Une certaine amertume accompagne chacune des nouvelles de ce recueil, une amertume qui renforce l'humanité des personnages mis en scène. Cela n'empêche pas un esprit pétillant par moments, par exemple dans "Les pieds dans le plat", une fausse nouvelle policière où tout tourne autour d'un dialogue entre deux policiers et une femme charmante, mais aussi d'un gigot. Cela, sans oublier l'humour noir, terrible, de la chute de "Tableau de chasse" - une nouvelle qui part sur un incipit a priori paradoxal: "Personnellement, j'ai toujours été très famille. Malheureusement, en fait de parents proches, je n'ai plus que mon père, et sans doute pas pour très longtemps: je songe en effet à m'en débarrasser."

 

Toute humanité n'est pas mise à part ici; reste que l'auteur sait, à l'occasion, retracer l'exercice de funambule que cela peut représenter.

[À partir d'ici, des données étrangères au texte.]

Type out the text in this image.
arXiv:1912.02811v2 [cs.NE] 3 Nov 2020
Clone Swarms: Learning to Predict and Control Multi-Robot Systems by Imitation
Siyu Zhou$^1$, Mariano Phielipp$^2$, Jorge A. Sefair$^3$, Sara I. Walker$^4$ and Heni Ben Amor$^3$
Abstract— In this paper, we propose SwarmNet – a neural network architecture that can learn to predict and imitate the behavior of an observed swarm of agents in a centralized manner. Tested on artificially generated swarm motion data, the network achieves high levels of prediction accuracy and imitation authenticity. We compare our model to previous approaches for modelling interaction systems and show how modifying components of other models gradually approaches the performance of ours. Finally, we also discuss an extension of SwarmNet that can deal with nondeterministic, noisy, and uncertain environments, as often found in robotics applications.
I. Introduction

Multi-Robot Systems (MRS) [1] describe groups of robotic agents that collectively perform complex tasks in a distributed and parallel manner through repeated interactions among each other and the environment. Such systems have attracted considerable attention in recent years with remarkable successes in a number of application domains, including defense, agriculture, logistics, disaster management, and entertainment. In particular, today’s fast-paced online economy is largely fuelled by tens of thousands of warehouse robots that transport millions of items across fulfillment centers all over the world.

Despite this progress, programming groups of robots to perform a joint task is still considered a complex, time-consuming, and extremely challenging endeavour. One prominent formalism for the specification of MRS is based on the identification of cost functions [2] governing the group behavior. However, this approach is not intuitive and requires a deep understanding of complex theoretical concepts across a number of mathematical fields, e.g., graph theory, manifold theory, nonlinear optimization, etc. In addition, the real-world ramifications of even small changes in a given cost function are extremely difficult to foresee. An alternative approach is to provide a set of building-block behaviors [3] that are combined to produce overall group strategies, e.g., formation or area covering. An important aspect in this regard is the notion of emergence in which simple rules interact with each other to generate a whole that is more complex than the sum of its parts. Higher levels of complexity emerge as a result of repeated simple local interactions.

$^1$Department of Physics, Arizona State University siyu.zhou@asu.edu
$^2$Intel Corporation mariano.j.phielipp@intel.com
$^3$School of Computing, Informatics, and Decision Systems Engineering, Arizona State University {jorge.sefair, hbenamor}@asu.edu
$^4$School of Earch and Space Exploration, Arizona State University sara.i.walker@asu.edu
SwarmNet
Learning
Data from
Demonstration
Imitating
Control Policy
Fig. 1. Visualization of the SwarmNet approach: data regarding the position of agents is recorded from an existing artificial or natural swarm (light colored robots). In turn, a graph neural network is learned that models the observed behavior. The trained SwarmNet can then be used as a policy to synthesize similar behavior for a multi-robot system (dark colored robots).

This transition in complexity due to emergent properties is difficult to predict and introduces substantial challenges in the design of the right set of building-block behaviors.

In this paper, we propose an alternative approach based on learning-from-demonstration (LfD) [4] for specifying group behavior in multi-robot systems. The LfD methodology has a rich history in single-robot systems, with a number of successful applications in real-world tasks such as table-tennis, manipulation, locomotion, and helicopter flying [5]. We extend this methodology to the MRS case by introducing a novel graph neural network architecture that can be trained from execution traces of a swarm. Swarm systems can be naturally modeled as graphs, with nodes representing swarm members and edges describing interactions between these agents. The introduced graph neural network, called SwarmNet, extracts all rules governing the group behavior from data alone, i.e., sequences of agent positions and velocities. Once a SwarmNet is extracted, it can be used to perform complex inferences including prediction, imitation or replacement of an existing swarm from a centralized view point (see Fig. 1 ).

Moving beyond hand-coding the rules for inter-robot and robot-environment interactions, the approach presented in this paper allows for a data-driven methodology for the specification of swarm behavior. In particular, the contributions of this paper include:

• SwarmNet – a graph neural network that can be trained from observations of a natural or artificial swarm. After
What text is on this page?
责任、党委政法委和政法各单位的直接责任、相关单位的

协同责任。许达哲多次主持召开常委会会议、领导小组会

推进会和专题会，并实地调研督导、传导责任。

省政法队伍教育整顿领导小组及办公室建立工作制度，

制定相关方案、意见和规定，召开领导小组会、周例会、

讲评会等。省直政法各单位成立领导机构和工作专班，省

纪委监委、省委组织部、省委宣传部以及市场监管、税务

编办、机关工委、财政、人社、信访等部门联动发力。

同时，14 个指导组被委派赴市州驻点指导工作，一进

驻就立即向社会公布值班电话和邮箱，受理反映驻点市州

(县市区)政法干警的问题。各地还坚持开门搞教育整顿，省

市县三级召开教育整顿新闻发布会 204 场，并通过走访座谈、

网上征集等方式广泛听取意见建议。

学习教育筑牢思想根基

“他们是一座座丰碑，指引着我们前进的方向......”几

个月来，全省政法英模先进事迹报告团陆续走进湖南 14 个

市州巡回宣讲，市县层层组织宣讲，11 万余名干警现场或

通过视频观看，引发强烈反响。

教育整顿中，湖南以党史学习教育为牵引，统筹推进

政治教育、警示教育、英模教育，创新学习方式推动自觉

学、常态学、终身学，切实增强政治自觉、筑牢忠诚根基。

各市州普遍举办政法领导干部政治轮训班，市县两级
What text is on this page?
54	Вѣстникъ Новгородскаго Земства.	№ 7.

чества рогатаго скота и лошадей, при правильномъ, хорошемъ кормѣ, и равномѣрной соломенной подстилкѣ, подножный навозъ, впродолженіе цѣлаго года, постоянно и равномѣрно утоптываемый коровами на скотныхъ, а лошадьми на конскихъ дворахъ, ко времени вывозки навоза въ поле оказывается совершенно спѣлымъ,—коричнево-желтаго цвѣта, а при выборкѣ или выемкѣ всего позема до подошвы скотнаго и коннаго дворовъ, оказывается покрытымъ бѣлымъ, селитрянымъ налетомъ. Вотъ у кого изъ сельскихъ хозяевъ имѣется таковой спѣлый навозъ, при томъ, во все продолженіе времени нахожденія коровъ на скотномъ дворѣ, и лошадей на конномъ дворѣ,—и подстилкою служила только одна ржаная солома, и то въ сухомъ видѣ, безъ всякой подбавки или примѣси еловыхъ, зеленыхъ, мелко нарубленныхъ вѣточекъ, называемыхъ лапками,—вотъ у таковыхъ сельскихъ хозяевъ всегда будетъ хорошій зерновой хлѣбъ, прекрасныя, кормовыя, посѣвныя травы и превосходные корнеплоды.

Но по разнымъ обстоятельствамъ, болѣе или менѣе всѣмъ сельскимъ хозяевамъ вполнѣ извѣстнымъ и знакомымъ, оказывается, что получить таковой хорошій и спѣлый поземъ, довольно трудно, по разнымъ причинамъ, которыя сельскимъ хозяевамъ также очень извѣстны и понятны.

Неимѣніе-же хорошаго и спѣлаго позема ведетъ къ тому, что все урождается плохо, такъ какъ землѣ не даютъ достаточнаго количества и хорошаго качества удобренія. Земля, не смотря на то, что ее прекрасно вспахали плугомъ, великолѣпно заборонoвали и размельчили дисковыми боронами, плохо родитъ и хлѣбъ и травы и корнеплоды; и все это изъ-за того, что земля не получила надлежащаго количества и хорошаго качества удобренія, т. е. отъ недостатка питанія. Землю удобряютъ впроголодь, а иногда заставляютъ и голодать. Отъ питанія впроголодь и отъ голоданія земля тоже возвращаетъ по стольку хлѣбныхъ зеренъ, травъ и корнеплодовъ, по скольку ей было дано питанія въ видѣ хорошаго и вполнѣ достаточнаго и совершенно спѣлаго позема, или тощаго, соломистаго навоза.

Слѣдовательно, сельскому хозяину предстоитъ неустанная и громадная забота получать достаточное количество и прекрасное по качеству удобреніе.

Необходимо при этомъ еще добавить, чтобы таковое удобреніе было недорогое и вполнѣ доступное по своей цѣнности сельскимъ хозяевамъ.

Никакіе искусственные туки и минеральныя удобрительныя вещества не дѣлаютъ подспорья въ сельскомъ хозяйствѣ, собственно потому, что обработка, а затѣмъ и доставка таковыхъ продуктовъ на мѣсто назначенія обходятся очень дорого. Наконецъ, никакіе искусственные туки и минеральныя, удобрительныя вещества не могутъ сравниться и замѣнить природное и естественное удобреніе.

On pense en particulier à la nouvelle "Têtes mortes", où seule la carapace du métier permet à un fils de trouver une issue humaine et acceptable à une rencontre inattendue avec son père, disparu vingt ans auparavant.

 

Dix nouvelles, dix circonstances et plus d'une destinée humaine: si l'auteure ne recule jamais devant le geste vigoureux, si certaines de ses nouvelles ont la sécheresse d'une gifle, elle sait aussi dépeindre les grands désarrois et les petits bonheurs de notre humanité. Entre humour et cruauté tendre, l'auteure confirme ici, sur une centaine de pages brillantes, son indéniable talent dans l'art de la nouvelle.

 

Emmanuelle Urien, Le bruit de la gifle, Louvain-la-Neuve, Quadrature, 2014.